Even if you haven’t heard of the venerable Ghostscript project, you may very well have used it without knowing. Ghostscript is a free and open-source implementation of Adobe’s widely-used PostScript document composition system and its even-more-widely-used PDF file format, short for Portable Document Format. It is commonly used behind the scenes in various software applications to import vector graphics files or convert program code into a more suitable format for displaying or printing. However, until the latest release of Ghostscript, a bug called CVE-2023-36664 allowed malicious documents to not only create pages of text and graphics but also send system commands to trick the software into running them. This bug arose due to Ghostscript’s handling of filenames for output, which made it possible to send the output into a pipe rather than a regular file.

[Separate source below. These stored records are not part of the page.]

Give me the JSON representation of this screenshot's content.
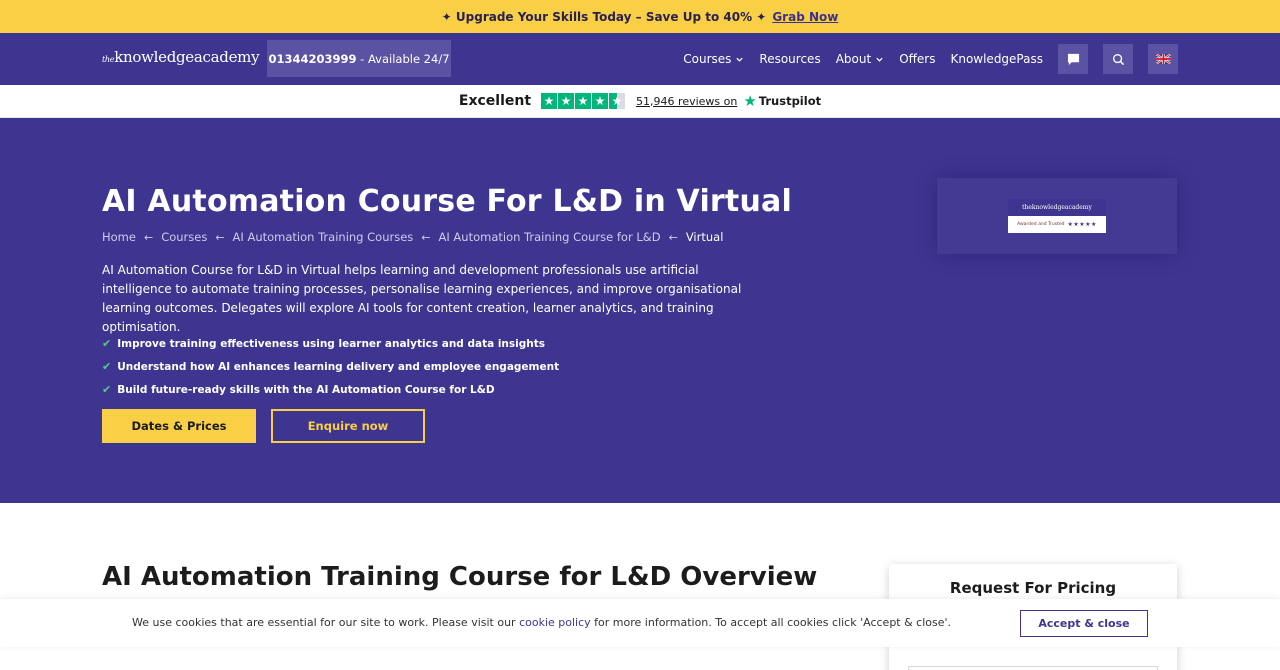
{
  "promo": {
    "text": "✦ Upgrade Your Skills Today – Save Up to 40% ✦",
    "link": "Grab Now"
  },
  "header": {
    "logo_prefix": "the",
    "logo_main": "knowledgeacademy",
    "phone_number": "01344203999",
    "phone_suffix": " - Available 24/7",
    "nav": {
      "courses": "Courses",
      "resources": "Resources",
      "about": "About",
      "offers": "Offers",
      "knowledgepass": "KnowledgePass"
    },
    "icons": {
      "chat": "chat-icon",
      "search": "search-icon",
      "flag": "uk-flag-icon"
    }
  },
  "trustpilot": {
    "rating_word": "Excellent",
    "reviews": "51,946 reviews on",
    "brand": "Trustpilot",
    "stars": 4.5,
    "star_color": "#00b67a"
  },
  "hero": {
    "title": "AI Automation Course For L&D in Virtual",
    "breadcrumbs": [
      "Home",
      "Courses",
      "AI Automation Training Courses",
      "AI Automation Training Course for L&D",
      "Virtual"
    ],
    "description": "AI Automation Course for L&D in Virtual helps learning and development professionals use artificial intelligence to automate training processes, personalise learning experiences, and improve organisational learning outcomes. Delegates will explore AI tools for content creation, learner analytics, and training optimisation.",
    "bullets": [
      "Improve training effectiveness using learner analytics and data insights",
      "Understand how AI enhances learning delivery and employee engagement",
      "Build future-ready skills with the AI Automation Course for L&D"
    ],
    "btn_dates": "Dates & Prices",
    "btn_enquire": "Enquire now",
    "badge_brand": "theknowledgeacademy",
    "badge_tagline": "Awarded and Trusted"
  },
  "overview": {
    "title": "AI Automation Training Course for L&D Overview"
  },
  "pricing": {
    "title": "Request For Pricing"
  },
  "cookie": {
    "text_before": "We use cookies that are essential for our site to work. Please visit our ",
    "link": "cookie policy",
    "text_after": " for more information. To accept all cookies click 'Accept & close'.",
    "button": "Accept & close"
  },
  "colors": {
    "brand_purple": "#3e3590",
    "accent_yellow": "#f8cf45",
    "check_green": "#58c98a"
  }
}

Pipes, or system objects that pretend to be files, are used to send data from one program to another without saving it to a temporary file first. This is useful for process chains where the output of one program serves as the input for another. However, Ghostscript’s “feature” allowed users to specify a filename starting with %pipe% or |, giving them the ability to launch a command on the victim’s computer. The Ghostscript team attempted to fix this bug but inadvertently introduced another vulnerability by allowing both the | character and the %pipe% prefix.
To protect yourself, ensure that you have the latest version of Ghostscript if it is managed by your operating system or package manager. If you have software that comes with a bundled version of Ghostscript, check with the provider for details on upgrading the component. As a programmer, it is important to not solely rely on obvious bug fixes and consider other potential coding blunders or tricks that could exploit known vulnerabilities. Always be thorough in your vulnerability-squashing work.
1. Ghostscript is a widely-used implementation of Adobe’s PostScript and PDF file format.
2. A bug in Ghostscript allowed malicious documents to execute system commands.
3. The bug arose due to Ghostscript’s handling of filenames for output, allowing data to be sent into a pipe instead of a regular file.
4. The Ghostscript team attempted to fix the bug but introduced another vulnerability in the process.
5. Users should update to the latest version of Ghostscript and programmers should be thorough in their vulnerability-squashing work.